Oren, I wish what you are saying was true, but I have to entirely disagree. Every day I see customers experiencing performance problems that have nothing to do with remote calls.
Two specific and very common scenarios that come to mind are memory leaks and paging - which can also be combined if you need real performance killers. And of course there are the parallelism killers (when you're using 1 CPU out of 16 I'd say there's a performance problem waiting to happen), and there's also the type of performance issues simply caused by a sucky algorithm. Yes, using a bad collection for the task at hand could turn up to be a performance problem a few months later in production.
So while I agree that premature optimization is inappropriate, I entirely disagree with that performance should not be a consideration upfront. It's a part of the entire development cycle, from the very initial design phases and all the way through automatic performance testing and tuning.
Sasha,
From my experience, most of the perf issues that you described are easily handled in a local manner.
Memory leak is a bug, changing the implementation of a collection is an implementation decision.
Those are very low level concerns, with very limited impact on the application.
The structure of remote calls is one thing that is really hard to change when you realize this is a problem
Reflecting upon our email conversation which ensued from this comment, just wanted to summarize my opinion...

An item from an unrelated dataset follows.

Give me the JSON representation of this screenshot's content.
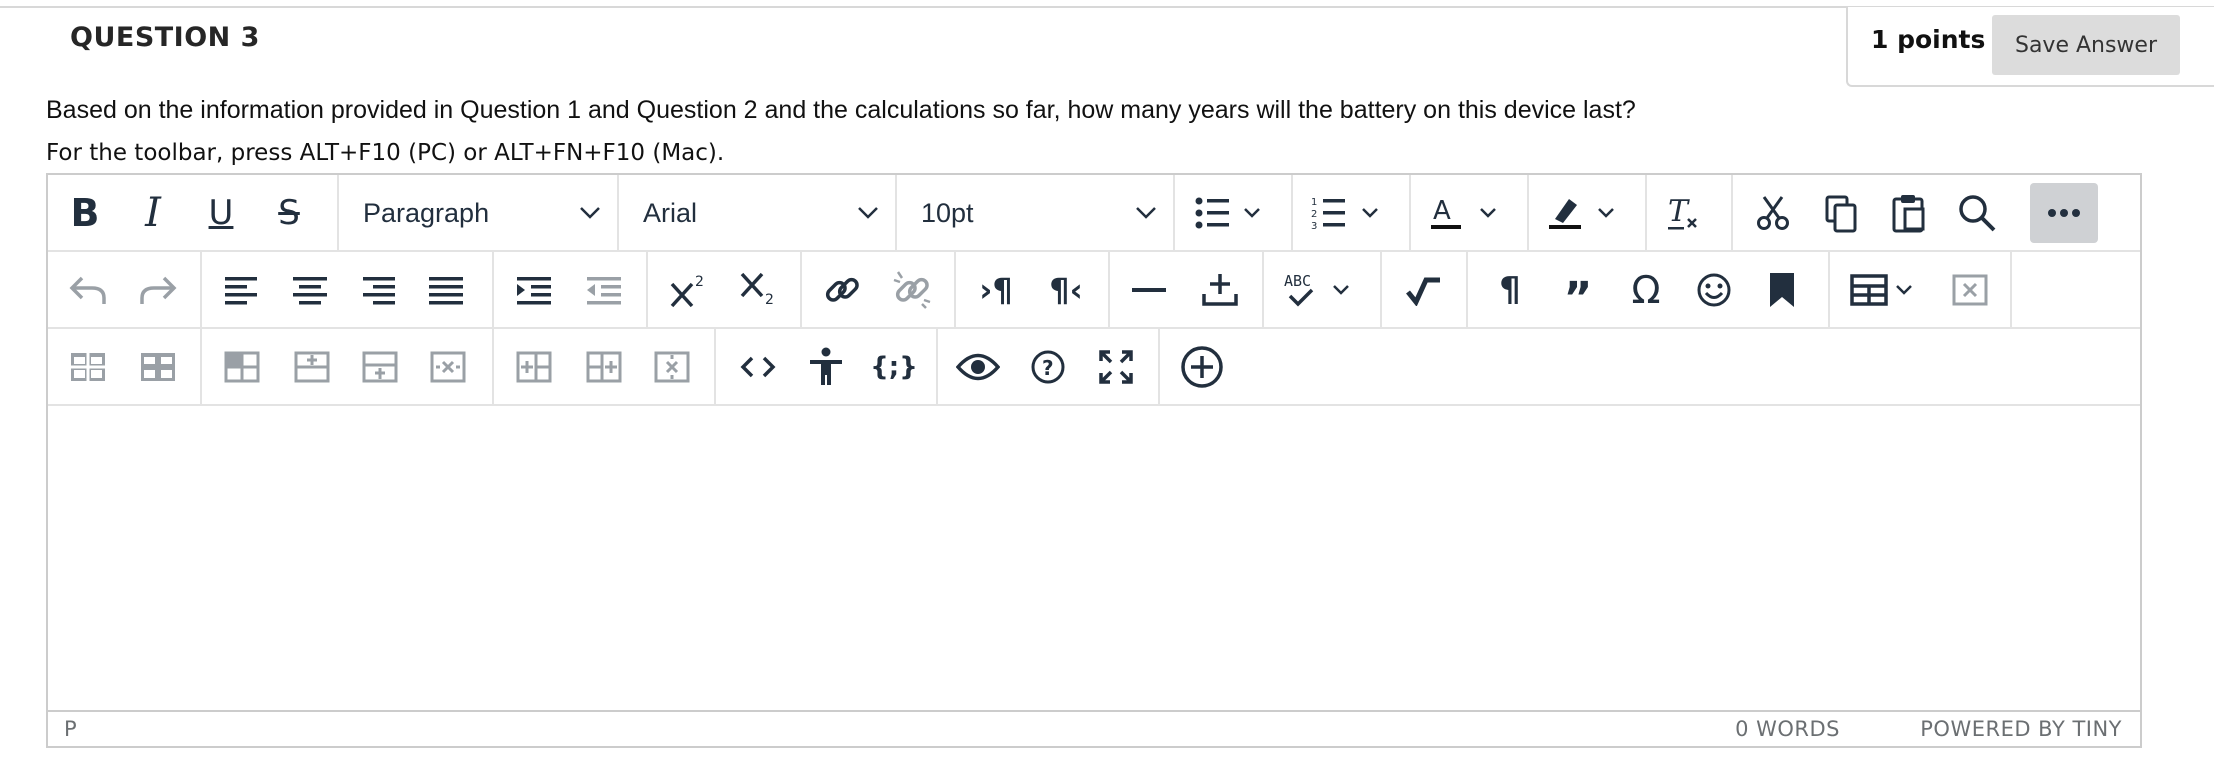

Two examples come to mind from last week:
Long-running workflow (.NET 3.0) application spends 75% time in GC when 25 clients attempt to create workflow instances simultaneously. Appears that the workflow has too many activities and the amount of memory consumed by instances grows over-linearly. Now try refactoring a workflow that has 200 activities into multiple workflows (which have to call each other synchronously – you need yet another framework) or merge 200 activities together so they appear as 20-50 instead. This is not a minor implementation change, and is something you wouldn't possibly detect earlier if you didn't think about performance at the workflow design phase.
An application that started out in 1995 as a single-user monolithic program, and today intends to serve hundreds of users. It's not the remote calls that fail – it's the overall system state of mind, which was guided by the fact there is a single user and now you have 500 all of the sudden. It's full of coarse-grained locks which last several seconds before they are released, it's full of property accessors that perform a calculation (because 200ms is fast enough when you have one user, right?), and since everything is coupled with everything beyond any hope, I do not envy the poor programmers who have to maintain and refactor this nightmare.
If I had known that the client wants to use WF, then I would sit through the workflow design meetings and ensure that they were not using 200 activities. Yes, there might have been many reasons for me to say that, one of them is performance. These are the kinds of issues which you cannot face at the end of the project. These are issues that you must address when you design, whether it's for performance reasons or for entirely other reasons.
What truly boggles me is how the argument for correctness in software is not applied to performance in software. I don't understand how someone can write unit tests for their yet-unwritten code (as TDD teaches us) and disregard its performance implications, at the same time. No one in their right mind could possibly say to you, "Let's define and test for correctness later, first I'd like to write some code without thinking about functional requirements." But on the other hand, how can you say to someone, "Let's define and test for performance later, first I'd like to write some code without thinking about non-functional requirements?"